Le norme, infatti, evitano che la flessibilità degeneri in precarietà e cioè in una condizione caratterizzata da mancanza di continuità, scarse tutele, reddito insufficiente e impossibilità di pianificare il futuro. Contratti di breve durata o con scadenze incerte, infatti, non garantiscono continuità di impiego e di reddito, offrono minori tutele e diritti rispetto a quelli previsti per i lavoratori a tempo indeterminato e hanno ripercussioni significative sulla vita privata e professionale delle persone. A risentirne sono soprattutto i giovani, che finiscono per non poter pianificare il proprio futuro, e le donne, le cui possibilità di carriera e di stabilità economica sono ulteriormente limitate dalla precarietà.
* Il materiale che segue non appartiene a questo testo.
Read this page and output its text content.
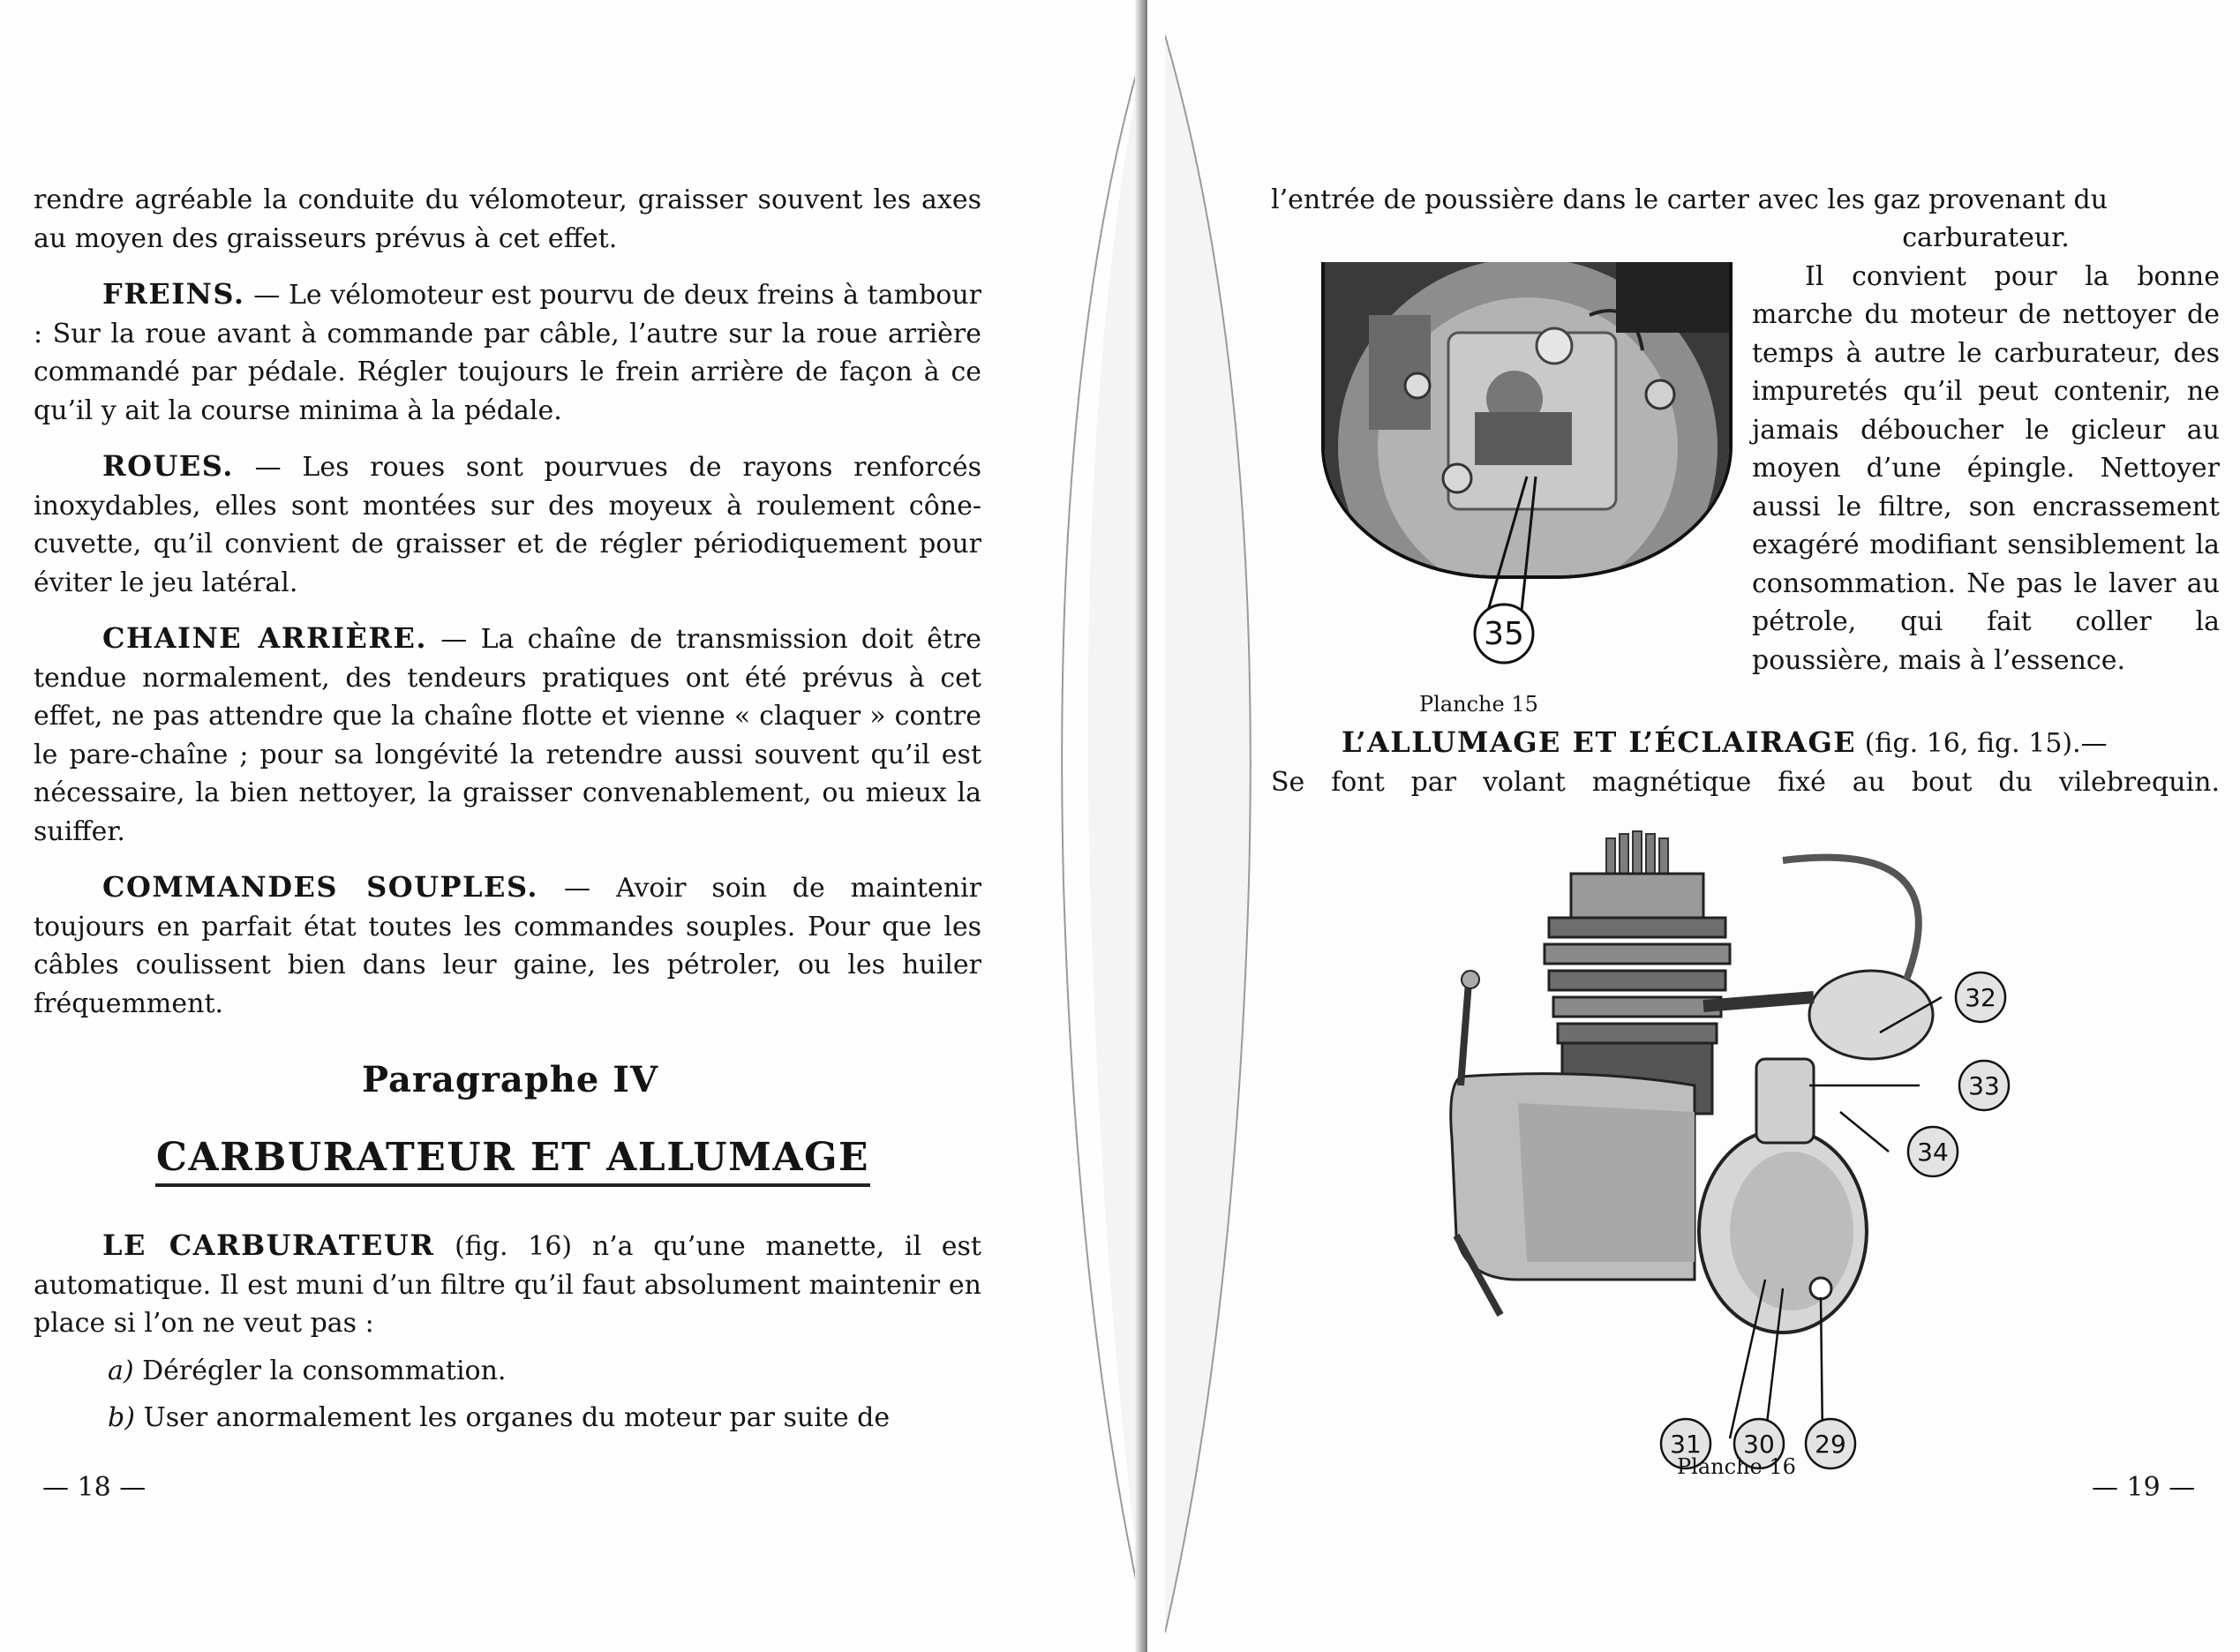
rendre agréable la conduite du vélomoteur, graisser souvent les axes au moyen des graisseurs prévus à cet effet.

FREINS. — Le vélomoteur est pourvu de deux freins à tambour : Sur la roue avant à commande par câble, l’autre sur la roue arrière commandé par pédale. Régler toujours le frein arrière de façon à ce qu’il y ait la course minima à la pédale.

ROUES. — Les roues sont pourvues de rayons renforcés inoxydables, elles sont montées sur des moyeux à roulement cône-cuvette, qu’il convient de graisser et de régler périodiquement pour éviter le jeu latéral.

CHAINE ARRIÈRE. — La chaîne de transmission doit être tendue normalement, des tendeurs pratiques ont été prévus à cet effet, ne pas attendre que la chaîne flotte et vienne « claquer » contre le pare-chaîne ; pour sa longévité la retendre aussi souvent qu’il est nécessaire, la bien nettoyer, la graisser convenablement, ou mieux la suiffer.

COMMANDES SOUPLES. — Avoir soin de maintenir toujours en parfait état toutes les commandes souples. Pour que les câbles coulissent bien dans leur gaine, les pétroler, ou les huiler fréquemment.

Paragraphe IV
CARBURATEUR ET ALLUMAGE

LE CARBURATEUR (fig. 16) n’a qu’une manette, il est automatique. Il est muni d’un filtre qu’il faut absolument maintenir en place si l’on ne veut pas :

a) Dérégler la consommation.

b) User anormalement les organes du moteur par suite de

— 18 —

l’entrée de poussière dans le carter avec les gaz provenant du

carburateur.

Il convient pour la bonne marche du moteur de nettoyer de temps à autre le carburateur, des impuretés qu’il peut contenir, ne jamais déboucher le gicleur au moyen d’une épingle. Nettoyer aussi le filtre, son encrassement exagéré modifiant sensiblement la consommation. Ne pas le laver au pétrole, qui fait coller la poussière, mais à l’essence.

35
Planche 15

L’ALLUMAGE ET L’ÉCLAIRAGE (fig. 16, fig. 15).—

Se font par volant magnétique fixé au bout du vilebrequin.

32
33
34
31 30 29
Planche 16
— 19 —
Al netto dei tentativi di “confondere le acque”, dunque, il discrimine tra flessibilità e precarietà è piuttosto definito. La flessibilità buona va senza dubbio incentivata e rafforzata, visti i benefici che è in grado di garantire non solo ai lavoratori ma anche alle aziende che ne fanno uso. Da arginare, invece, è la dilagante precarietà che, associata a una riduzione delle tutele e dei diritti dei lavoratori, rischia di condannare centinaia di migliaia di persone a un futuro di incertezza e disagio.